John Ehrhardt, a principal and consulting actuary at Milliman, explains: “As interest rates come up, it will reduce the cost of maintaining these plans.”
He adds: “If the
Federal Reserve takes its foot off the floor on interest rates, rates could go up significantly.
“Generally, rising interest rates are good news for pension fund schemes because liabilities will go down as interest rates go up. But the more longer-duration bonds pension funds hold, the less of that good news they’ll see. That’s the big story for 2014.”
This burst of rosy news arrives at a time when US DB schemes are largely closed to new members as companies shift the burden of pension planning to employees by offering
401(k) plans – which are roughly equivalent to defined contribution programmes in Europe – in lieu of DB schemes.
However, there are a number of corporate stalwarts in the US whose DB plans are still open to further accrual by existing members, such as Boeing (which has a pension funding ratio of roughly 74 per cent),
General Electric (70.6 per cent),
AT&T (76.5 per cent),
Lockheed Martin (67.2 per cent),
ExxonMobil (63.4 per cent),
UPS (78.1 per cent),
Pfizer (71.8 per cent),
Johnson & Johnson (80.3 per cent) and
Federal Express (78.1 per cent).
Mr Ehrhardt notes that fund managers are changing their investment strategies as funding ratios improve for DB schemes. For example, to immunise the asset side of their balance sheet from further interest rate rises, more are investing in low-volatility equities or using derivatives as a hedging tool to remove some of the interest rate risk.
He also predicts that if market interest rates continue to rise, managers of “frozen” DB schemes, which are in run-off mode, will take advantage by offloading liabilities. “They’re telling me they want to get the cash in, wait for interest rates to rise and then dump the liabilities.”
Ways to offload liabilities might include making lump-sum payments to former employees enrolled in DB schemes or purchasing annuities for them.
Last year, the retailers Sears and
JC Penney, as well as Pepsi, the beverage company, offered lump-sum payments to former employees with vested stakes in their DB schemes. Carmaker General Motors and Verizon, the telecommunications company, purchased annuities for their retirees.
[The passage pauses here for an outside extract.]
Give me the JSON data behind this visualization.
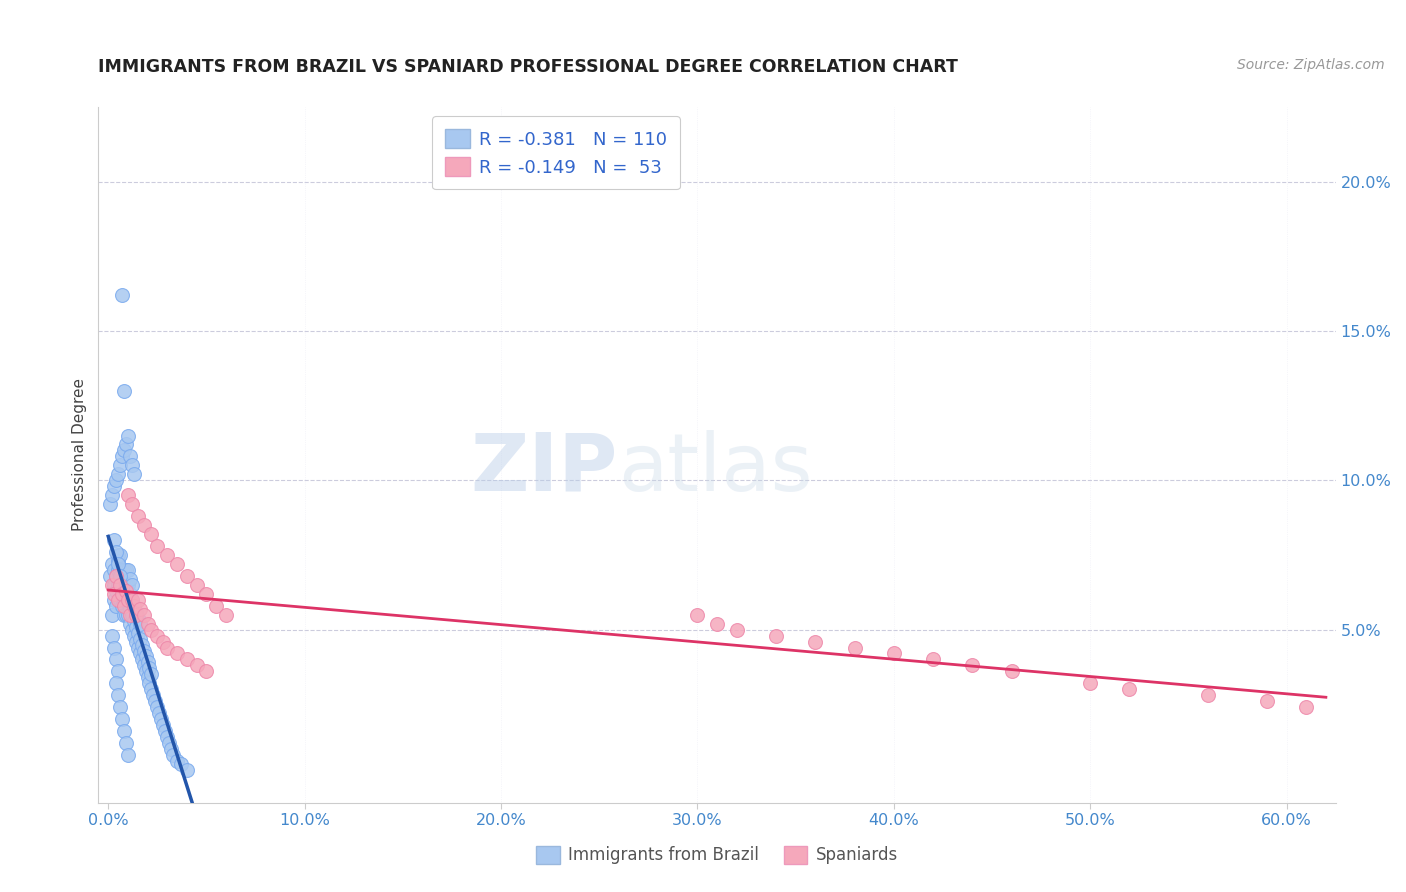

By doing so, GM, Verizon and Sears ditched more than 20 per cent of their pension liabilities, while Pepsi and JC Penney managed to rid themselves of between 5 and 10 per cent, according to analysis by actuaries.
Managers of DB schemes are also segmenting their assets into two categories: return-seeking and
liability hedging, according to Russell Investments, the investment manager.
On the return-seeking side, they are taking risk off the table by moving into high-yield debt, bank loans and emerging market debt, believing these asset classes can produce “equity-like returns with lower volatility than stocks”, says Rachel Carroll, a senior analyst at the firm.
A number of pension plans are then implementing a so-called liability-responsive asset allocation schedule. This moves assets from their return-seeking portfolio into their liability hedging portfolio as their funding status improves, Ms Carroll says.
A first trigger point might come when a scheme’s funding ratio reaches 70-80 per cent. In such a case, about 5 per cent of assets might be moved into liability-hedging strategies.
“Pension plans, especially those plans that are frozen, see their risk-reward trade-off change as their funded status increases,” says Ms Carroll.
“An automated schedule is set up to transfer assets in conjunction with a rising funded status.”